Fairytales are pretty stories, well mostly unless you think of Grimm’s Fairytales, in which beautiful girls fall in love with princes and live happily ever after. The love is perfect and true. It happens almost immediately and is supposed to last for a lifetime.

Real love is not like that. When we fall in love, there is a period of idealization. Gary Chapman, the author of The Five Love Languages, refers to this as the ‘in-love’ phase. He theorizes that this phase lasts anywhere from 6 months to 2 years and during this phase we see the other person in an idealized light. We may not notice the things about them that we are not compatible with. We look at our beloved with rose-colored glasses.
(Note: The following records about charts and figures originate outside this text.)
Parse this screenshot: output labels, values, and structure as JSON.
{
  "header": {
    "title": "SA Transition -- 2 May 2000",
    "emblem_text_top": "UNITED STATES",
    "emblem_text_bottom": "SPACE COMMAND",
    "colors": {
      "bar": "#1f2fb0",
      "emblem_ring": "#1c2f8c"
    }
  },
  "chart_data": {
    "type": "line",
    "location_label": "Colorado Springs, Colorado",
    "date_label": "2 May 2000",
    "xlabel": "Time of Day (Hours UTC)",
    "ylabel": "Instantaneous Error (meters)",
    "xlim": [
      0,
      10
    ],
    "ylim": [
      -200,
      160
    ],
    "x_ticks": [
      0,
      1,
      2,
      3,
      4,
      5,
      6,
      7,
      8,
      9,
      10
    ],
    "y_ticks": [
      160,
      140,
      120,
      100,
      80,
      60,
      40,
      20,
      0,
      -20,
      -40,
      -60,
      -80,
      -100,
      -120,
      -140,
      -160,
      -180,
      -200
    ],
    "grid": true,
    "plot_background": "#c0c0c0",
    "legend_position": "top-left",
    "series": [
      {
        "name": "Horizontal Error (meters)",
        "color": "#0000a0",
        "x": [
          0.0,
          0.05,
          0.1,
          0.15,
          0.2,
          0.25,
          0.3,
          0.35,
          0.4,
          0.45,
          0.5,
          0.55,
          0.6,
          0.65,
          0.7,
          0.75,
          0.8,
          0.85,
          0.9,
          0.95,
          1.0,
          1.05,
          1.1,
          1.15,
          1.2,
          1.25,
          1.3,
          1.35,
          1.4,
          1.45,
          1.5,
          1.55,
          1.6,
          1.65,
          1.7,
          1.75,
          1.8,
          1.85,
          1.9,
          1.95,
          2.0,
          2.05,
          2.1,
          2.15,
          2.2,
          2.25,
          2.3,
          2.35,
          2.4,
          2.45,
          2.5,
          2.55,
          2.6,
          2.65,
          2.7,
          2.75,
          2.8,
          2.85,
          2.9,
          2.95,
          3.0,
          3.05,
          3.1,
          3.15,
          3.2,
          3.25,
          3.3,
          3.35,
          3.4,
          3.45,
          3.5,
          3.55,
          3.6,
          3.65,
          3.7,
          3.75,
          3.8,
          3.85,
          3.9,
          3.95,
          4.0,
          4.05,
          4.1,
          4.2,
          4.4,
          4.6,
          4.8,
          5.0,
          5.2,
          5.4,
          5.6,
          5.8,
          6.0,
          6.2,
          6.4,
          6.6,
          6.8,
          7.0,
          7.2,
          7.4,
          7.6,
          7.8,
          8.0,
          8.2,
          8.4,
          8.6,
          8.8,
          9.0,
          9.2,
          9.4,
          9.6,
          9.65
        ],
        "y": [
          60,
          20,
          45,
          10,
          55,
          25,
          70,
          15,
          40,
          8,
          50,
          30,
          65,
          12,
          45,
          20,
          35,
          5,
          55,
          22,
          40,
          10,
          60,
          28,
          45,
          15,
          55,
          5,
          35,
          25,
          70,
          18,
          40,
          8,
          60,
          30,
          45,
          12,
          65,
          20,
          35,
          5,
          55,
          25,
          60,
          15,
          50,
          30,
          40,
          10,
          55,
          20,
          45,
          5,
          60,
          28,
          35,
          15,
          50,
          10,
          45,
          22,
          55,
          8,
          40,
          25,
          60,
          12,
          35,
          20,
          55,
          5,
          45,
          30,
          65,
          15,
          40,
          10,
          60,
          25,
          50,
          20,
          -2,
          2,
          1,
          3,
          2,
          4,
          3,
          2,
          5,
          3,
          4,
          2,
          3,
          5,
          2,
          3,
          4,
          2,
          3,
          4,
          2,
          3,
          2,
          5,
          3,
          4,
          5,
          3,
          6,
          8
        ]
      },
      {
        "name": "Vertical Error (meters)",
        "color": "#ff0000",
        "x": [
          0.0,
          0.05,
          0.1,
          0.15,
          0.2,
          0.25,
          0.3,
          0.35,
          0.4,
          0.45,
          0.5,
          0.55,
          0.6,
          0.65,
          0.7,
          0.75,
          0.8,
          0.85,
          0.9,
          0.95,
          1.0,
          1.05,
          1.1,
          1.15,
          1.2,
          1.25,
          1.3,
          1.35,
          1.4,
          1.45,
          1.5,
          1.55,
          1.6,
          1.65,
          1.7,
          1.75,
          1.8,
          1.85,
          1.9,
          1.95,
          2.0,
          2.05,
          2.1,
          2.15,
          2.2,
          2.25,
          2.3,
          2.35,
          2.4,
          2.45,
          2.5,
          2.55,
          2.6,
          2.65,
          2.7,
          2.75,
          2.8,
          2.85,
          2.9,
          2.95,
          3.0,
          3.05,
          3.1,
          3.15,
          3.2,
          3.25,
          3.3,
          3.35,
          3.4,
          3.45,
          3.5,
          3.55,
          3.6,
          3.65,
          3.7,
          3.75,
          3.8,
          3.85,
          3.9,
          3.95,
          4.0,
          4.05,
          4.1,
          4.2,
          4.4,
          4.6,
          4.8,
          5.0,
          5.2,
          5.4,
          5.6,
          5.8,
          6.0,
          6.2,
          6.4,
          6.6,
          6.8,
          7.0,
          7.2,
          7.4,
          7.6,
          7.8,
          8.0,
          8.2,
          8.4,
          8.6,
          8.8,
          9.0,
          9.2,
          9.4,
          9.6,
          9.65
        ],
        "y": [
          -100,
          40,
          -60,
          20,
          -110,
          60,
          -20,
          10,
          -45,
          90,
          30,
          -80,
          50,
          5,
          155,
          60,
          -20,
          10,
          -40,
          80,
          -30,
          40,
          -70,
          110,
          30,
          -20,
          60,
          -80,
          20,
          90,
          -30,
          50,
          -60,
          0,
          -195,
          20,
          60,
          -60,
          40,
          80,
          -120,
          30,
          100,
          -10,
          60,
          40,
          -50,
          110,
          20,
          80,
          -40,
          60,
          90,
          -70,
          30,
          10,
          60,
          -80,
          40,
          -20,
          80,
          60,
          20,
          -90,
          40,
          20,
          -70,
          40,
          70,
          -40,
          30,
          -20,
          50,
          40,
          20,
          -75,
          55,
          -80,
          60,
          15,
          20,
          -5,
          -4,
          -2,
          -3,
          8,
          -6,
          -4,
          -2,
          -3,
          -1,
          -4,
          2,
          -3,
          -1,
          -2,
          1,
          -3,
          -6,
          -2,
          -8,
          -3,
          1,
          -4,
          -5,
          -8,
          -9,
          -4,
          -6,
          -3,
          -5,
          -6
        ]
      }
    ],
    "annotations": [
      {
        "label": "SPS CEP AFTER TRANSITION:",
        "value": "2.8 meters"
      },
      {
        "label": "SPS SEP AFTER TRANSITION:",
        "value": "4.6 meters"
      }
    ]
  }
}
After that ‘in-love’ period is over, we need to choose to stay in love with our partner. Love is a choice we make every day. We choose to love the person we marry or spend our life with. We must actively decide that that love is worth something to us and that person means a great deal to us. We learn to communicate with them in their love language.

Chapman talks about five love languages. They are:

  1. Word of Affirmation
  2. Physical Touch
  3. Quality Time
  4. Acts of Service
  5. And Gift Giving

Everyone has a different love language. Very rarely do two people with the same love language fall in love with each other. When that happens, they may speak a different dialect of that language. For example, my love language is quality time. I want my husband to spend time with me not watching TV or engaging in other distractions. I want his full attention and to know that he is listening to me. That says he loves me.
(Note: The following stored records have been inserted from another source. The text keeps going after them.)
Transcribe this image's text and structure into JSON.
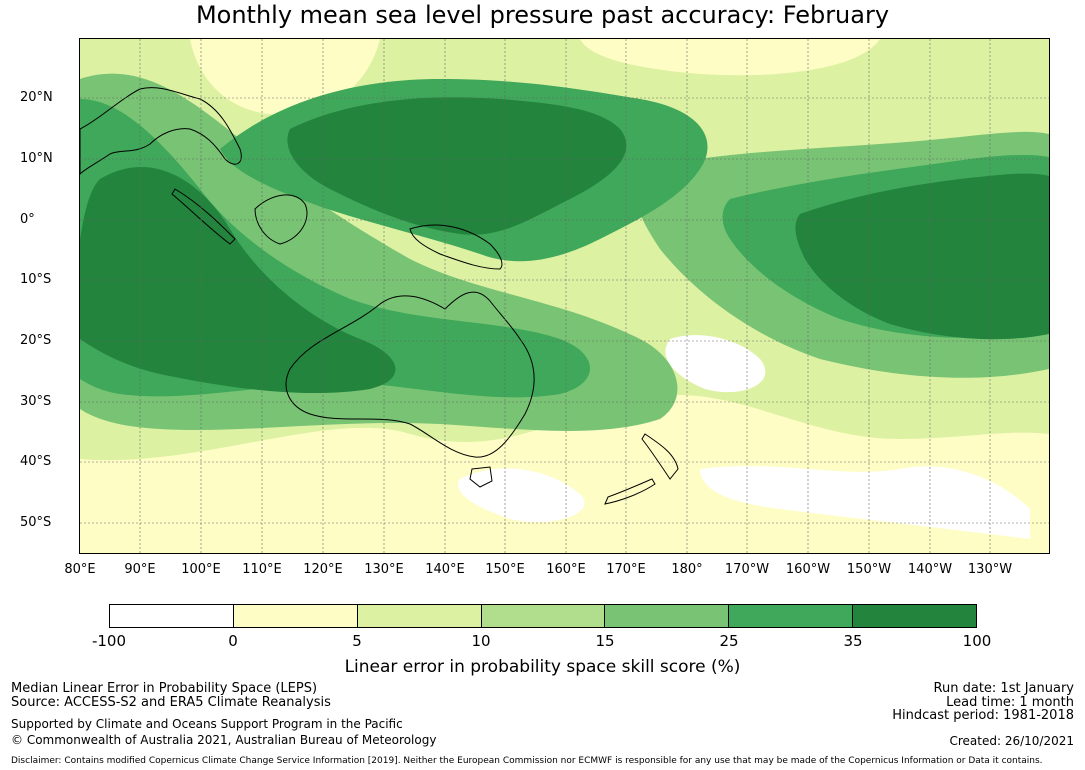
{
  "title": "Monthly mean sea level pressure past accuracy: February",
  "map": {
    "lat_ticks": [
      "20°N",
      "10°N",
      "0°",
      "10°S",
      "20°S",
      "30°S",
      "40°S",
      "50°S"
    ],
    "lon_ticks": [
      "80°E",
      "90°E",
      "100°E",
      "110°E",
      "120°E",
      "130°E",
      "140°E",
      "150°E",
      "160°E",
      "170°E",
      "180°",
      "170°W",
      "160°W",
      "150°W",
      "140°W",
      "130°W"
    ]
  },
  "colorbar": {
    "ticks": [
      "-100",
      "0",
      "5",
      "10",
      "15",
      "25",
      "35",
      "100"
    ],
    "colors": [
      "#ffffff",
      "#fefdc5",
      "#ddf1a2",
      "#b0de8d",
      "#79c474",
      "#3fa85a",
      "#23843d"
    ],
    "label": "Linear error in probability space skill score (%)"
  },
  "footer": {
    "method": "Median Linear Error in Probability Space (LEPS)",
    "source": "Source: ACCESS-S2 and ERA5 Climate Reanalysis",
    "support": "Supported by Climate and Oceans Support Program in the Pacific",
    "copyright": "© Commonwealth of Australia 2021, Australian Bureau of Meteorology",
    "run_date": "Run date: 1st January",
    "lead_time": "Lead time: 1 month",
    "hindcast": "Hindcast period: 1981-2018",
    "created": "Created: 26/10/2021",
    "disclaimer": "Disclaimer: Contains modified Copernicus Climate Change Service Information [2019]. Neither the European Commission nor ECMWF is responsible for any use that may be made of the Copernicus Information or Data it contains."
  }
}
He, however, is an acts of service guy. He wants me to do things for him like he does for me. He’s a great husband and sometimes we get into difficulties because our love tanks aren’t full. Usually, mine empties quicker than his. However, we try really hard to communicate with each other in our love languages. It’s not always easy, but it’s always worth it.

When you truly love someone, you stick it out. Love everlasting may not be a fairytale but it’s worth pursuing and working on.